Eric LeCompte, executive director of Jubilee USA Network, an alliance of faith-based development and debt-relief advocacy organizations, said his organization was partnering with Caritas Internationalis “to finish the unfinished business of Jubilee 2000,” when St. John Paul II launched major efforts to get the international community to relieve the debt burdens of the world’s poorest countries.
“What’s happened over the past 25 years, really because of Pope John Paul II, the leadership of the church and the interreligious movement, we have won more than $130 billion in debt relief for the world’s poorest countries,” LeCompte said. In Africa alone that has meant that 54 million children who would never have had a chance to go to school were able to do so.
In the Bible, a jubilee year was a time of forgiveness — both of sins and of debt — and restoring right relationships with God, with other people and with the earth.
Supporting the dignity of every person
Cardinal Silvano Tomasi, a retired papal diplomat who negotiated many of the early debt-relief agreements, told reporters that working on the debt issue, even just signing the Turn Debt into Hope petition, is “one of the practical ways our solidarity can support the dignity of every person.”
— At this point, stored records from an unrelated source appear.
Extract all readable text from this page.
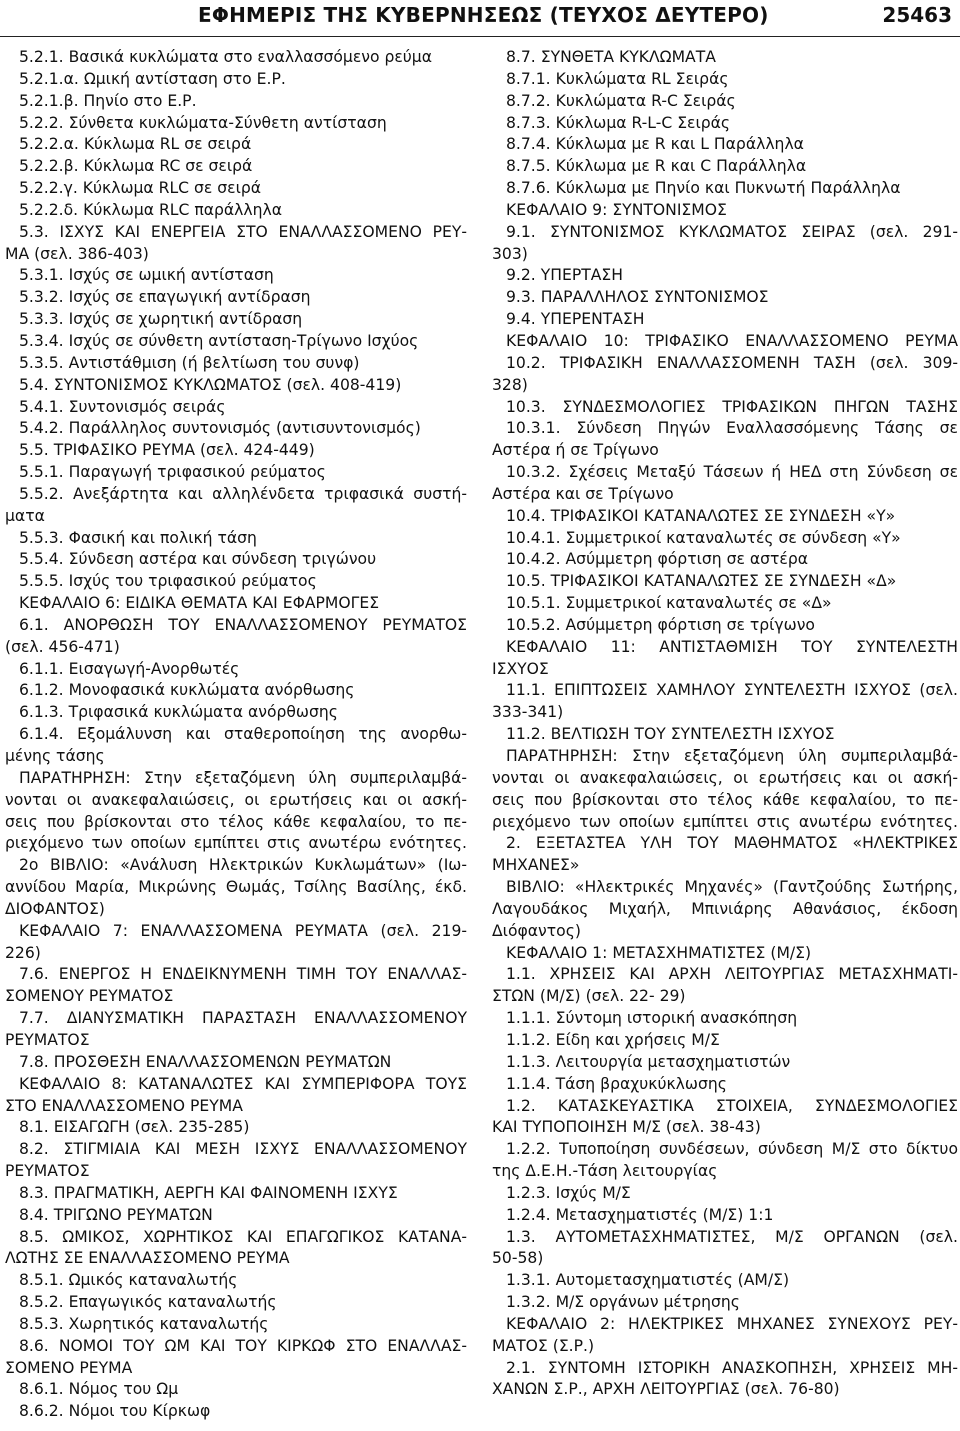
ΕΦΗΜΕΡΙΣ ΤΗΣ ΚΥΒΕΡΝΗΣΕΩΣ (ΤΕΥΧΟΣ ΔΕΥΤΕΡΟ)	25463
5.2.1. Βασικά κυκλώματα στο εναλλασσόμενο ρεύμα
5.2.1.α. Ωμική αντίσταση στο Ε.Ρ.
5.2.1.β. Πηνίο στο Ε.Ρ.
5.2.2. Σύνθετα κυκλώματα-Σύνθετη αντίσταση
5.2.2.α. Κύκλωμα RL σε σειρά
5.2.2.β. Κύκλωμα RC σε σειρά
5.2.2.γ. Κύκλωμα RLC σε σειρά
5.2.2.δ. Κύκλωμα RLC παράλληλα
5.3. ΙΣΧΥΣ ΚΑΙ ΕΝΕΡΓΕΙΑ ΣΤΟ ΕΝΑΛΛΑΣΣΟΜΕΝΟ ΡΕΥ-
ΜΑ (σελ. 386-403)
5.3.1. Ισχύς σε ωμική αντίσταση
5.3.2. Ισχύς σε επαγωγική αντίδραση
5.3.3. Ισχύς σε χωρητική αντίδραση
5.3.4. Ισχύς σε σύνθετη αντίσταση-Τρίγωνο Ισχύος
5.3.5. Αντιστάθμιση (ή βελτίωση του συνφ)
5.4. ΣΥΝΤΟΝΙΣΜΟΣ ΚΥΚΛΩΜΑΤΟΣ (σελ. 408-419)
5.4.1. Συντονισμός σειράς
5.4.2. Παράλληλος συντονισμός (αντισυντονισμός)
5.5. ΤΡΙΦΑΣΙΚΟ ΡΕΥΜΑ (σελ. 424-449)
5.5.1. Παραγωγή τριφασικού ρεύματος
5.5.2. Ανεξάρτητα και αλληλένδετα τριφασικά συστή-
ματα
5.5.3. Φασική και πολική τάση
5.5.4. Σύνδεση αστέρα και σύνδεση τριγώνου
5.5.5. Ισχύς του τριφασικού ρεύματος
ΚΕΦΑΛΑΙΟ 6: ΕΙΔΙΚΑ ΘΕΜΑΤΑ ΚΑΙ ΕΦΑΡΜΟΓΕΣ
6.1. ΑΝΟΡΘΩΣΗ ΤΟΥ ΕΝΑΛΛΑΣΣΟΜΕΝΟΥ ΡΕΥΜΑΤΟΣ
(σελ. 456-471)
6.1.1. Εισαγωγή-Ανορθωτές
6.1.2. Μονοφασικά κυκλώματα ανόρθωσης
6.1.3. Τριφασικά κυκλώματα ανόρθωσης
6.1.4. Εξομάλυνση και σταθεροποίηση της ανορθω-
μένης τάσης
ΠΑΡΑΤΗΡΗΣΗ: Στην εξεταζόμενη ύλη συμπεριλαμβά-
νονται οι ανακεφαλαιώσεις, οι ερωτήσεις και οι ασκή-
σεις που βρίσκονται στο τέλος κάθε κεφαλαίου, το πε-
ριεχόμενο των οποίων εμπίπτει στις ανωτέρω ενότητες.
2ο ΒΙΒΛΙΟ: «Ανάλυση Ηλεκτρικών Κυκλωμάτων» (Ιω-
αννίδου Μαρία, Μικρώνης Θωμάς, Τσίλης Βασίλης, έκδ.
ΔΙΟΦΑΝΤΟΣ)
ΚΕΦΑΛΑΙΟ 7: ΕΝΑΛΛΑΣΣΟΜΕΝΑ ΡΕΥΜΑΤΑ (σελ. 219-
226)
7.6. ΕΝΕΡΓΟΣ Η ΕΝΔΕΙΚΝΥΜΕΝΗ ΤΙΜΗ ΤΟΥ ΕΝΑΛΛΑΣ-
ΣΟΜΕΝΟΥ ΡΕΥΜΑΤΟΣ
7.7. ΔΙΑΝΥΣΜΑΤΙΚΗ ΠΑΡΑΣΤΑΣΗ ΕΝΑΛΛΑΣΣΟΜΕΝΟΥ
ΡΕΥΜΑΤΟΣ
7.8. ΠΡΟΣΘΕΣΗ ΕΝΑΛΛΑΣΣΟΜΕΝΩΝ ΡΕΥΜΑΤΩΝ
ΚΕΦΑΛΑΙΟ 8: ΚΑΤΑΝΑΛΩΤΕΣ ΚΑΙ ΣΥΜΠΕΡΙΦΟΡΑ ΤΟΥΣ
ΣΤΟ ΕΝΑΛΛΑΣΣΟΜΕΝΟ ΡΕΥΜΑ
8.1. ΕΙΣΑΓΩΓΗ (σελ. 235-285)
8.2. ΣΤΙΓΜΙΑΙΑ ΚΑΙ ΜΕΣΗ ΙΣΧΥΣ ΕΝΑΛΛΑΣΣΟΜΕΝΟΥ
ΡΕΥΜΑΤΟΣ
8.3. ΠΡΑΓΜΑΤΙΚΗ, ΑΕΡΓΗ ΚΑΙ ΦΑΙΝΟΜΕΝΗ ΙΣΧΥΣ
8.4. ΤΡΙΓΩΝΟ ΡΕΥΜΑΤΩΝ
8.5. ΩΜΙΚΟΣ, ΧΩΡΗΤΙΚΟΣ ΚΑΙ ΕΠΑΓΩΓΙΚΟΣ ΚΑΤΑΝΑ-
ΛΩΤΗΣ ΣΕ ΕΝΑΛΛΑΣΣΟΜΕΝΟ ΡΕΥΜΑ
8.5.1. Ωμικός καταναλωτής
8.5.2. Επαγωγικός καταναλωτής
8.5.3. Χωρητικός καταναλωτής
8.6. ΝΟΜΟΙ ΤΟΥ ΩΜ ΚΑΙ ΤΟΥ ΚΙΡΚΩΦ ΣΤΟ ΕΝΑΛΛΑΣ-
ΣΟΜΕΝΟ ΡΕΥΜΑ
8.6.1. Νόμος του Ωμ
8.6.2. Νόμοι του Κίρκωφ
8.7. ΣΥΝΘΕΤΑ ΚΥΚΛΩΜΑΤΑ
8.7.1. Κυκλώματα RL Σειράς
8.7.2. Κυκλώματα R-C Σειράς
8.7.3. Κύκλωμα R-L-C Σειράς
8.7.4. Κύκλωμα με R και L Παράλληλα
8.7.5. Κύκλωμα με R και C Παράλληλα
8.7.6. Κύκλωμα με Πηνίο και Πυκνωτή Παράλληλα
ΚΕΦΑΛΑΙΟ 9: ΣΥΝΤΟΝΙΣΜΟΣ
9.1. ΣΥΝΤΟΝΙΣΜΟΣ ΚΥΚΛΩΜΑΤΟΣ ΣΕΙΡΑΣ (σελ. 291-
303)
9.2. ΥΠΕΡΤΑΣΗ
9.3. ΠΑΡΑΛΛΗΛΟΣ ΣΥΝΤΟΝΙΣΜΟΣ
9.4. ΥΠΕΡΕΝΤΑΣΗ
ΚΕΦΑΛΑΙΟ 10: ΤΡΙΦΑΣΙΚΟ ΕΝΑΛΛΑΣΣΟΜΕΝΟ ΡΕΥΜΑ
10.2. ΤΡΙΦΑΣΙΚΗ ΕΝΑΛΛΑΣΣΟΜΕΝΗ ΤΑΣΗ (σελ. 309-
328)
10.3. ΣΥΝΔΕΣΜΟΛΟΓΙΕΣ ΤΡΙΦΑΣΙΚΩΝ ΠΗΓΩΝ ΤΑΣΗΣ
10.3.1. Σύνδεση Πηγών Εναλλασσόμενης Τάσης σε
Αστέρα ή σε Τρίγωνο
10.3.2. Σχέσεις Μεταξύ Τάσεων ή ΗΕΔ στη Σύνδεση σε
Αστέρα και σε Τρίγωνο
10.4. ΤΡΙΦΑΣΙΚΟΙ ΚΑΤΑΝΑΛΩΤΕΣ ΣΕ ΣΥΝΔΕΣΗ «Υ»
10.4.1. Συμμετρικοί καταναλωτές σε σύνδεση «Υ»
10.4.2. Ασύμμετρη φόρτιση σε αστέρα
10.5. ΤΡΙΦΑΣΙΚΟΙ ΚΑΤΑΝΑΛΩΤΕΣ ΣΕ ΣΥΝΔΕΣΗ «Δ»
10.5.1. Συμμετρικοί καταναλωτές σε «Δ»
10.5.2. Ασύμμετρη φόρτιση σε τρίγωνο
ΚΕΦΑΛΑΙΟ 11: ΑΝΤΙΣΤΑΘΜΙΣΗ ΤΟΥ ΣΥΝΤΕΛΕΣΤΗ
ΙΣΧΥΟΣ
11.1. ΕΠΙΠΤΩΣΕΙΣ ΧΑΜΗΛΟΥ ΣΥΝΤΕΛΕΣΤΗ ΙΣΧΥΟΣ (σελ.
333-341)
11.2. ΒΕΛΤΙΩΣΗ ΤΟΥ ΣΥΝΤΕΛΕΣΤΗ ΙΣΧΥΟΣ
ΠΑΡΑΤΗΡΗΣΗ: Στην εξεταζόμενη ύλη συμπεριλαμβά-
νονται οι ανακεφαλαιώσεις, οι ερωτήσεις και οι ασκή-
σεις που βρίσκονται στο τέλος κάθε κεφαλαίου, το πε-
ριεχόμενο των οποίων εμπίπτει στις ανωτέρω ενότητες.
2. ΕΞΕΤΑΣΤΕΑ ΥΛΗ ΤΟΥ ΜΑΘΗΜΑΤΟΣ «ΗΛΕΚΤΡΙΚΕΣ
ΜΗΧΑΝΕΣ»
ΒΙΒΛΙΟ: «Ηλεκτρικές Μηχανές» (Γαντζούδης Σωτήρης,
Λαγουδάκος Μιχαήλ, Μπινιάρης Αθανάσιος, έκδοση
Διόφαντος)
ΚΕΦΑΛΑΙΟ 1: ΜΕΤΑΣΧΗΜΑΤΙΣΤΕΣ (Μ/Σ)
1.1. ΧΡΗΣΕΙΣ ΚΑΙ ΑΡΧΗ ΛΕΙΤΟΥΡΓΙΑΣ ΜΕΤΑΣΧΗΜΑΤΙ-
ΣΤΩΝ (Μ/Σ) (σελ. 22- 29)
1.1.1. Σύντομη ιστορική ανασκόπηση
1.1.2. Είδη και χρήσεις Μ/Σ
1.1.3. Λειτουργία μετασχηματιστών
1.1.4. Τάση βραχυκύκλωσης
1.2. ΚΑΤΑΣΚΕΥΑΣΤΙΚΑ ΣΤΟΙΧΕΙΑ, ΣΥΝΔΕΣΜΟΛΟΓΙΕΣ
ΚΑΙ ΤΥΠΟΠΟΙΗΣΗ Μ/Σ (σελ. 38-43)
1.2.2. Τυποποίηση συνδέσεων, σύνδεση Μ/Σ στο δίκτυο
της Δ.Ε.Η.-Τάση λειτουργίας
1.2.3. Ισχύς Μ/Σ
1.2.4. Μετασχηματιστές (Μ/Σ) 1:1
1.3. ΑΥΤΟΜΕΤΑΣΧΗΜΑΤΙΣΤΕΣ, Μ/Σ ΟΡΓΑΝΩΝ (σελ.
50-58)
1.3.1. Αυτομετασχηματιστές (ΑΜ/Σ)
1.3.2. Μ/Σ οργάνων μέτρησης
ΚΕΦΑΛΑΙΟ 2: ΗΛΕΚΤΡΙΚΕΣ ΜΗΧΑΝΕΣ ΣΥΝΕΧΟΥΣ ΡΕΥ-
ΜΑΤΟΣ (Σ.Ρ.)
2.1. ΣΥΝΤΟΜΗ ΙΣΤΟΡΙΚΗ ΑΝΑΣΚΟΠΗΣΗ, ΧΡΗΣΕΙΣ ΜΗ-
ΧΑΝΩΝ Σ.Ρ., ΑΡΧΗ ΛΕΙΤΟΥΡΓΙΑΣ (σελ. 76-80)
While the debt is incurred by nations, he said, individuals and families are the ones who “pay the consequences of unfair conditions placed on the financing,” the cardinal said.
According to Caritas, about 60% of low-income nations “are nearing debt distress, limiting their ability to invest in people’s futures. As debt repayments outweigh spending on health care and education, 3.3 billion people are being denied vital services, driving poverty and inequality even further.”
One key step in the process, Cardinal Tomasi and LeCompte said, was to institute a real, binding, transparent international bankruptcy process where debts and resources are laid out, all creditors are heard and a binding, negotiated plan to return the debtor nation to financial solvency is devised.
Previous campaigns have succeeded in getting some debt canceled, “but not actually changing the financial system,” LeCompte said.
Genina said the five-year Caritas campaign seeks to rally public support for its advocacy in international meetings to win the unconditional cancellation of unsustainable debt, “reform the global financial architecture to prioritize people and the planet.”
“Foreign debt is also climate debt,” he said. The global community cannot reach its goals for stemming climate change without resolving the debt issue, helping poorer countries invest in climate-change mitigation and reduce their burdens when they must rely on international financing to recover from natural disasters caused by climate change.